The pair are said to have first met after Mr Sarkocy received a tip-off from a ‘very important Labour MP’ who worked within the trade union movement at the time. Last night, a spokesman for Mr Corbyn said: ‘Jeremy was neither an agent, asset, informer nor collaborator with Czechoslovak intelligence. These claims are a ridiculous smear and entirely false.
‘The former Czechoslovak agent Jan Sarkocy’s account of his meeting with Jeremy was false 30 years ago, is false now and has no credibility whatsoever. His story has more plot holes in it than a bad James Bond movie.’
Labour officials pointed out that Svetlana Ptacnikova, director of the Czech Security Forces Archive that keeps documents of the StB, said Mr Corbyn was ‘neither registered [by the StB] as a collaborator, nor does this [his alleged collaboration] stem from archive documents’.

The Soviet intelligent recruitment strategy during the Cold War

Soviet spies gathered intelligence on the UK during the Second World War and Cold War by communicating with Communists and Communist sympathisers in the country. 
In the mid-1930s, the USSR began a new agent recruitment strategy that involved attracting bright young Communists or Communist sympathisers from leading universities.
They were told to break all links with other Communists and use their talents and educational success to penetrate the corridors of power.
The most successful of 'Stalin's Englishmen' were the 'Cambridge Five'—Kim Philby, Guy Burgess, Donald Maclean, Anthony Blunt and John Cairncross—possibly the ablest group of foreign agents ever recruited by Soviet intelligence.
It wasn't until the 1970s that Britain became a hard espionage target for Soviet intelligence for the first time. 
MI5's Operation FOOT led to more than 100 Soviet intelligence officers being expelled from London in 1971, marking a major turning point in counter-espionage operations in Britain during the Cold War.

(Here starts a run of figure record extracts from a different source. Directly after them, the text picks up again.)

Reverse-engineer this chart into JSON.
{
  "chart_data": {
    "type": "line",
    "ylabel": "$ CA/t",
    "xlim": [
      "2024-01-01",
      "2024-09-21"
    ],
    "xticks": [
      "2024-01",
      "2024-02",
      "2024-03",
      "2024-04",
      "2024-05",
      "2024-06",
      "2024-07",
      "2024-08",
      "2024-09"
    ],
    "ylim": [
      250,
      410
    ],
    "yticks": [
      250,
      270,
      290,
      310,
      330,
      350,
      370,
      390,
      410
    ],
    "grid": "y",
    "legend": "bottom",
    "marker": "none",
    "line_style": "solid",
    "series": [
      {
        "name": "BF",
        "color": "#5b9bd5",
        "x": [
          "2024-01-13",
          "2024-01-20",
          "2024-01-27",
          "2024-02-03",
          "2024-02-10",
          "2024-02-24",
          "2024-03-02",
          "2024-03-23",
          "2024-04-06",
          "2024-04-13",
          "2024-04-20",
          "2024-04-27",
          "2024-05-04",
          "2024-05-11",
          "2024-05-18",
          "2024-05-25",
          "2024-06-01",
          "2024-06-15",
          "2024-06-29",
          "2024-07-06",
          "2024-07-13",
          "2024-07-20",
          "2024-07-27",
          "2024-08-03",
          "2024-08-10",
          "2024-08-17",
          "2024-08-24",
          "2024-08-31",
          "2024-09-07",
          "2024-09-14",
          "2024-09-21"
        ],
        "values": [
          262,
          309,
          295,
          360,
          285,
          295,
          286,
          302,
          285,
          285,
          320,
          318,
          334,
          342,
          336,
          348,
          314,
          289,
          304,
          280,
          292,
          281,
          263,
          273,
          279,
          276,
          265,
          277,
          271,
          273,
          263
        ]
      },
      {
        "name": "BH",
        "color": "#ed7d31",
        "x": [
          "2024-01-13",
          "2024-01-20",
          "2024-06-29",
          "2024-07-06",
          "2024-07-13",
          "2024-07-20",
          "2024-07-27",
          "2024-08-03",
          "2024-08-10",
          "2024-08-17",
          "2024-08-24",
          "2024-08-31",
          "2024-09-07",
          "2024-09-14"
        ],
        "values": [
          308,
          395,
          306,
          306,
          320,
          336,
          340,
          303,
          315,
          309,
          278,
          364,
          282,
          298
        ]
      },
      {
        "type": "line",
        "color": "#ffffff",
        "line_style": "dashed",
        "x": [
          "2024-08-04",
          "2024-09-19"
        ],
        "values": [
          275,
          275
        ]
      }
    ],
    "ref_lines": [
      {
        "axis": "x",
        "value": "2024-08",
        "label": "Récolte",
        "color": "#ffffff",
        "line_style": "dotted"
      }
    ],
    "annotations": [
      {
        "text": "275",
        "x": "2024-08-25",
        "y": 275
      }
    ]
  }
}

It followed a long campaign by the Security Service to persuade successive governments of the need for the expulsions.
Over the previous two decades, the Security Service acknowledged: 'The steady and alarming increase ... in the number of Russian intelligence officers threatened to swamp our then meagre resources.' 
For several years, most Soviet agents in Britain were put on ice and the KGB was forced to ask Soviet Bloc and Cuban agencies to help plug the intelligence gap.
However, the KGB's contacts with probably its most important British agent in the 1970s, Geoffrey Prime, who worked at GCHQ until 1977, were unaffected by the FOOT expulsions because, since his recruitment in Berlin, he had been run exclusively outside the UK.